Wednesday, July 16, 2003

We Don't Need No Stinking Freedom Fries

Let's see. First, the Germans. Then, the Indians. Now...it's the French saying, thanks for thinking of us, but no thanks.

Although a few nations are sending troops, near daily guerrilla attacks - many of them deadly - and growing doubts about the basis for the war are complicating Washington's search for peacekeepers to replace exhausted American troops in Iraq. (italics mine)

When did the definition of strong leadership become how few people are willing to follow you? Or the ferocity of your petulance?

Interesting to consider our President's response, on his African trip, to the admittedly strong criticism of his Iraq policy by Nelson Mandela, which was to act as if this heroic figure and former President of South Africa doesn't exist. To be fair, Mandela was out of the country. But if the President of the United States had asked for a meeting to discuss their differences, can anyone imagine Mandela not accepting?

What's so enraging about our present predicament in Iraq is how predictable it was. And let's not forget that both Germany and France clearly indicated, once Bush declared the war over, their willingness to mend fences.

Here's Jim Hoagland, one of our non neo-con foreign policy pundits, generally supportive of the Bush doctrine, in an early July discussion of our increasing isolation.

But Bush is no conventional incumbent. He is so deeply involved in remaking Afghanistan, Iraq and the Middle East that he lacks a foreign policy firewall for 2004. His presidency is irretrievably tied to events in those remote and devastated precincts. Bush must use every asset he possesses every day to achieve, at a minimum, non-failure.

Bush and his increasingly assertive White House foreign policy staff will have to stay on the offensive through the election season. They should begin by moderating the administration's tendency to go it mostly alone.

They should seek greater help from America's traditional friends and partners in managing the messy postwar aftermaths of rapid military victories in Central Asia and the Persian Gulf.

That thought is making headway in public opinion and, I think, at the White House. But this is not a one-way street: It is not only the administration that needs to engage in a fundamental rethinking of the highly fluid international scene created by overwhelming U.S. military power and Bush's unilateralist style in diplomacy.

The complicated hubris of "remaking Afghanistan, Iraq, and the Middle East I'd like to leave for another post.

Not a one-way street? Isn't that the very essence of the Bush doctrine, that it is?

But this is not about knocking Hoagland, tempting though that is. His article is worth reading because his approach, and the challenges he poses to the countries in the other lane of that two way street are ones, in a slightly different form, that are going to be directed at Bush's domestic critics, i.e., Democrats, centrist Republicans, and us liberal lefties.

France, Germany, Russia and other countries that opposed the war in Iraq have yet to communicate in a convincing manner the final outcome they want to see inside Iraq. Nor have many of them indicated what they are prepared to contribute to bringing that outcome about should the United States seek the greater international involvement in Iraq and Afghanistan that is now being urged on Washington.

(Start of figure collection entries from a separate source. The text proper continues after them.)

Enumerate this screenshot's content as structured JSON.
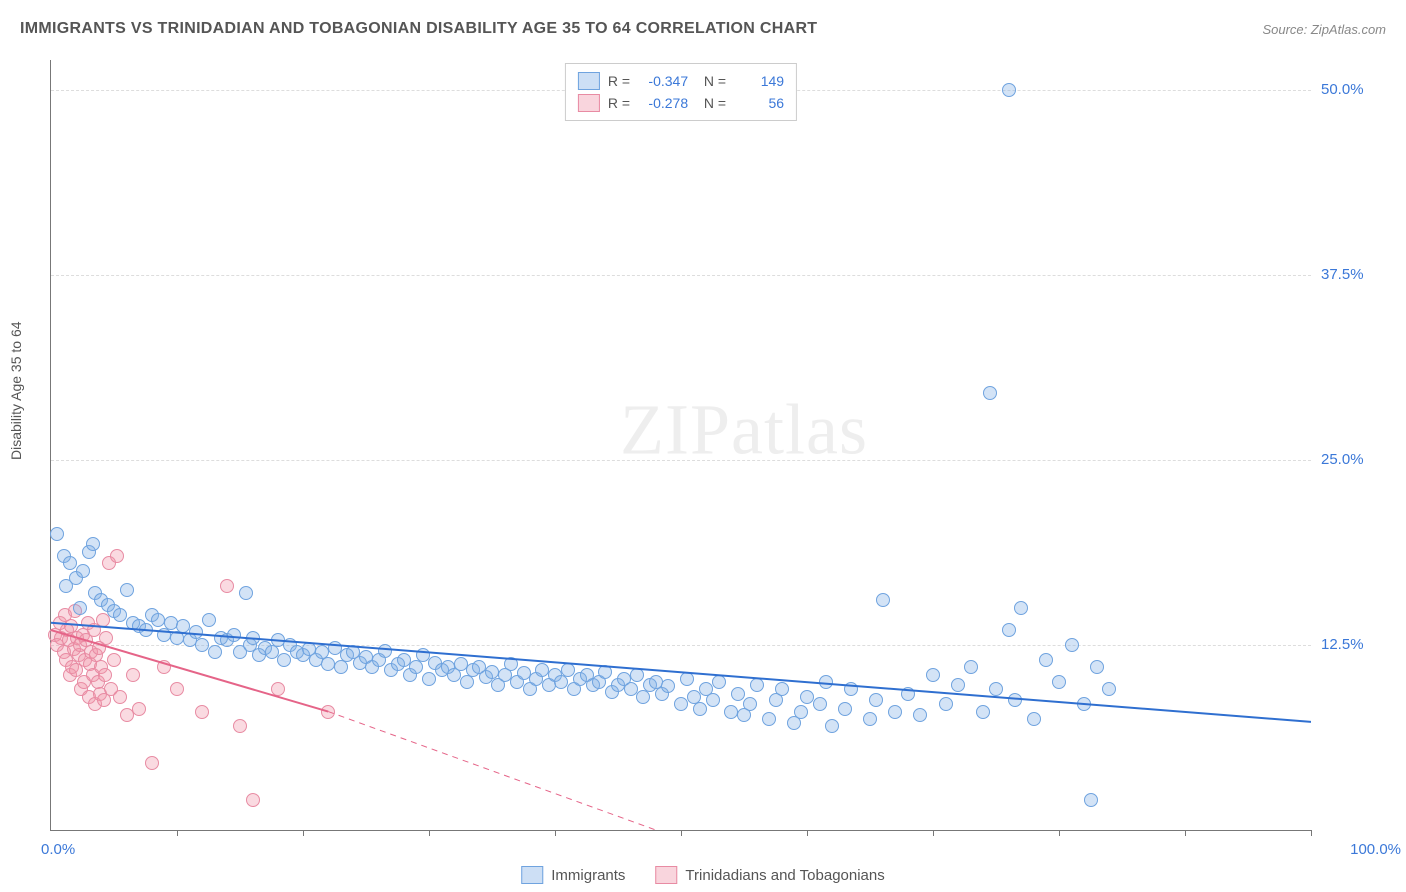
{
  "header": {
    "title": "IMMIGRANTS VS TRINIDADIAN AND TOBAGONIAN DISABILITY AGE 35 TO 64 CORRELATION CHART",
    "source": "Source: ZipAtlas.com"
  },
  "yaxis_label": "Disability Age 35 to 64",
  "watermark": {
    "zip": "ZIP",
    "atlas": "atlas"
  },
  "chart": {
    "type": "scatter",
    "xlim": [
      0,
      100
    ],
    "ylim": [
      0,
      52
    ],
    "x_min_label": "0.0%",
    "x_max_label": "100.0%",
    "ytick_values": [
      12.5,
      25.0,
      37.5,
      50.0
    ],
    "ytick_labels": [
      "12.5%",
      "25.0%",
      "37.5%",
      "50.0%"
    ],
    "xtick_values": [
      10,
      20,
      30,
      40,
      50,
      60,
      70,
      80,
      90,
      100
    ],
    "grid_color": "#dddddd",
    "background_color": "#ffffff",
    "axis_color": "#777777",
    "marker_radius": 7,
    "series": {
      "immigrants": {
        "label": "Immigrants",
        "fill": "rgba(130,175,230,0.35)",
        "stroke": "#6fa3df",
        "line_color": "#2f6fd0",
        "line_width": 2,
        "R": "-0.347",
        "N": "149",
        "regression": {
          "x1": 0,
          "y1": 14.0,
          "x2": 100,
          "y2": 7.3
        },
        "points": [
          [
            0.5,
            20.0
          ],
          [
            1.0,
            18.5
          ],
          [
            1.2,
            16.5
          ],
          [
            1.5,
            18.0
          ],
          [
            2.0,
            17.0
          ],
          [
            2.3,
            15.0
          ],
          [
            2.5,
            17.5
          ],
          [
            3.0,
            18.8
          ],
          [
            3.3,
            19.3
          ],
          [
            3.5,
            16.0
          ],
          [
            4.0,
            15.5
          ],
          [
            4.5,
            15.2
          ],
          [
            5.0,
            14.8
          ],
          [
            5.5,
            14.5
          ],
          [
            6.0,
            16.2
          ],
          [
            6.5,
            14.0
          ],
          [
            7.0,
            13.8
          ],
          [
            7.5,
            13.5
          ],
          [
            8.0,
            14.5
          ],
          [
            8.5,
            14.2
          ],
          [
            9.0,
            13.2
          ],
          [
            9.5,
            14.0
          ],
          [
            10.0,
            13.0
          ],
          [
            10.5,
            13.8
          ],
          [
            11.0,
            12.8
          ],
          [
            11.5,
            13.4
          ],
          [
            12.0,
            12.5
          ],
          [
            12.5,
            14.2
          ],
          [
            13.0,
            12.0
          ],
          [
            15.5,
            16.0
          ],
          [
            13.5,
            13.0
          ],
          [
            14.0,
            12.8
          ],
          [
            14.5,
            13.2
          ],
          [
            15.0,
            12.0
          ],
          [
            15.8,
            12.5
          ],
          [
            16.0,
            13.0
          ],
          [
            16.5,
            11.8
          ],
          [
            17.0,
            12.3
          ],
          [
            17.5,
            12.0
          ],
          [
            18.0,
            12.8
          ],
          [
            18.5,
            11.5
          ],
          [
            19.0,
            12.5
          ],
          [
            19.5,
            12.0
          ],
          [
            20.0,
            11.8
          ],
          [
            20.5,
            12.2
          ],
          [
            21.0,
            11.5
          ],
          [
            21.5,
            12.0
          ],
          [
            22.0,
            11.2
          ],
          [
            22.5,
            12.3
          ],
          [
            23.0,
            11.0
          ],
          [
            23.5,
            11.8
          ],
          [
            24.0,
            12.0
          ],
          [
            24.5,
            11.3
          ],
          [
            25.0,
            11.7
          ],
          [
            25.5,
            11.0
          ],
          [
            26.0,
            11.5
          ],
          [
            26.5,
            12.1
          ],
          [
            27.0,
            10.8
          ],
          [
            27.5,
            11.2
          ],
          [
            28.0,
            11.5
          ],
          [
            28.5,
            10.5
          ],
          [
            29.0,
            11.0
          ],
          [
            29.5,
            11.8
          ],
          [
            30.0,
            10.2
          ],
          [
            30.5,
            11.3
          ],
          [
            31.0,
            10.8
          ],
          [
            31.5,
            11.0
          ],
          [
            32.0,
            10.5
          ],
          [
            32.5,
            11.2
          ],
          [
            33.0,
            10.0
          ],
          [
            33.5,
            10.8
          ],
          [
            34.0,
            11.0
          ],
          [
            34.5,
            10.3
          ],
          [
            35.0,
            10.7
          ],
          [
            35.5,
            9.8
          ],
          [
            36.0,
            10.5
          ],
          [
            36.5,
            11.2
          ],
          [
            37.0,
            10.0
          ],
          [
            37.5,
            10.6
          ],
          [
            38.0,
            9.5
          ],
          [
            38.5,
            10.2
          ],
          [
            39.0,
            10.8
          ],
          [
            39.5,
            9.8
          ],
          [
            40.0,
            10.5
          ],
          [
            40.5,
            10.0
          ],
          [
            41.0,
            10.8
          ],
          [
            41.5,
            9.5
          ],
          [
            42.0,
            10.2
          ],
          [
            42.5,
            10.5
          ],
          [
            43.0,
            9.8
          ],
          [
            43.5,
            10.0
          ],
          [
            44.0,
            10.7
          ],
          [
            44.5,
            9.3
          ],
          [
            45.0,
            9.8
          ],
          [
            45.5,
            10.2
          ],
          [
            46.0,
            9.5
          ],
          [
            46.5,
            10.5
          ],
          [
            47.0,
            9.0
          ],
          [
            47.5,
            9.8
          ],
          [
            48.0,
            10.0
          ],
          [
            48.5,
            9.2
          ],
          [
            49.0,
            9.7
          ],
          [
            50.0,
            8.5
          ],
          [
            50.5,
            10.2
          ],
          [
            51.0,
            9.0
          ],
          [
            51.5,
            8.2
          ],
          [
            52.0,
            9.5
          ],
          [
            52.5,
            8.8
          ],
          [
            53.0,
            10.0
          ],
          [
            54.0,
            8.0
          ],
          [
            54.5,
            9.2
          ],
          [
            55.0,
            7.8
          ],
          [
            55.5,
            8.5
          ],
          [
            56.0,
            9.8
          ],
          [
            57.0,
            7.5
          ],
          [
            57.5,
            8.8
          ],
          [
            58.0,
            9.5
          ],
          [
            59.0,
            7.2
          ],
          [
            59.5,
            8.0
          ],
          [
            60.0,
            9.0
          ],
          [
            61.0,
            8.5
          ],
          [
            61.5,
            10.0
          ],
          [
            62.0,
            7.0
          ],
          [
            63.0,
            8.2
          ],
          [
            63.5,
            9.5
          ],
          [
            65.0,
            7.5
          ],
          [
            65.5,
            8.8
          ],
          [
            66.0,
            15.5
          ],
          [
            67.0,
            8.0
          ],
          [
            68.0,
            9.2
          ],
          [
            69.0,
            7.8
          ],
          [
            70.0,
            10.5
          ],
          [
            71.0,
            8.5
          ],
          [
            72.0,
            9.8
          ],
          [
            73.0,
            11.0
          ],
          [
            74.0,
            8.0
          ],
          [
            75.0,
            9.5
          ],
          [
            76.0,
            13.5
          ],
          [
            76.5,
            8.8
          ],
          [
            77.0,
            15.0
          ],
          [
            78.0,
            7.5
          ],
          [
            79.0,
            11.5
          ],
          [
            80.0,
            10.0
          ],
          [
            81.0,
            12.5
          ],
          [
            82.0,
            8.5
          ],
          [
            82.5,
            2.0
          ],
          [
            83.0,
            11.0
          ],
          [
            84.0,
            9.5
          ],
          [
            76.0,
            50.0
          ],
          [
            74.5,
            29.5
          ]
        ]
      },
      "trinidad": {
        "label": "Trinidadians and Tobagonians",
        "fill": "rgba(240,150,170,0.35)",
        "stroke": "#e88ba3",
        "line_color": "#e56488",
        "line_width": 2,
        "R": "-0.278",
        "N": "56",
        "regression_solid": {
          "x1": 0,
          "y1": 13.5,
          "x2": 22,
          "y2": 8.0
        },
        "regression_dashed": {
          "x1": 22,
          "y1": 8.0,
          "x2": 48,
          "y2": 0.0
        },
        "points": [
          [
            0.3,
            13.2
          ],
          [
            0.5,
            12.5
          ],
          [
            0.7,
            14.0
          ],
          [
            0.8,
            13.0
          ],
          [
            1.0,
            12.0
          ],
          [
            1.1,
            14.5
          ],
          [
            1.2,
            11.5
          ],
          [
            1.3,
            13.5
          ],
          [
            1.4,
            12.8
          ],
          [
            1.5,
            10.5
          ],
          [
            1.6,
            13.8
          ],
          [
            1.7,
            11.0
          ],
          [
            1.8,
            12.2
          ],
          [
            1.9,
            14.8
          ],
          [
            2.0,
            10.8
          ],
          [
            2.1,
            13.0
          ],
          [
            2.2,
            11.8
          ],
          [
            2.3,
            12.5
          ],
          [
            2.4,
            9.5
          ],
          [
            2.5,
            13.2
          ],
          [
            2.6,
            10.0
          ],
          [
            2.7,
            11.5
          ],
          [
            2.8,
            12.8
          ],
          [
            2.9,
            14.0
          ],
          [
            3.0,
            9.0
          ],
          [
            3.1,
            11.2
          ],
          [
            3.2,
            12.0
          ],
          [
            3.3,
            10.5
          ],
          [
            3.4,
            13.5
          ],
          [
            3.5,
            8.5
          ],
          [
            3.6,
            11.8
          ],
          [
            3.7,
            10.0
          ],
          [
            3.8,
            12.3
          ],
          [
            3.9,
            9.2
          ],
          [
            4.0,
            11.0
          ],
          [
            4.1,
            14.2
          ],
          [
            4.2,
            8.8
          ],
          [
            4.3,
            10.5
          ],
          [
            4.4,
            13.0
          ],
          [
            4.6,
            18.0
          ],
          [
            4.8,
            9.5
          ],
          [
            5.0,
            11.5
          ],
          [
            5.2,
            18.5
          ],
          [
            5.5,
            9.0
          ],
          [
            6.0,
            7.8
          ],
          [
            6.5,
            10.5
          ],
          [
            7.0,
            8.2
          ],
          [
            8.0,
            4.5
          ],
          [
            9.0,
            11.0
          ],
          [
            10.0,
            9.5
          ],
          [
            12.0,
            8.0
          ],
          [
            14.0,
            16.5
          ],
          [
            15.0,
            7.0
          ],
          [
            16.0,
            2.0
          ],
          [
            18.0,
            9.5
          ],
          [
            22.0,
            8.0
          ]
        ]
      }
    }
  },
  "legend_bottom": {
    "immigrants": "Immigrants",
    "trinidad": "Trinidadians and Tobagonians"
  }
}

Is it better for France's quest for "multipolarity" if the United States succeeds or fails in Iraq? Do the hard-liners of Chancellor Gerhard Schroeder's Social Democratic Party want Germany involved in any way in bolstering America's new "imperialism"?

Thinking about our answers is the next step we need to take, beyond making the most of the well-deserved pratfall this administration has experienced, tripping over it's own muddled assertions about its own muddled policies.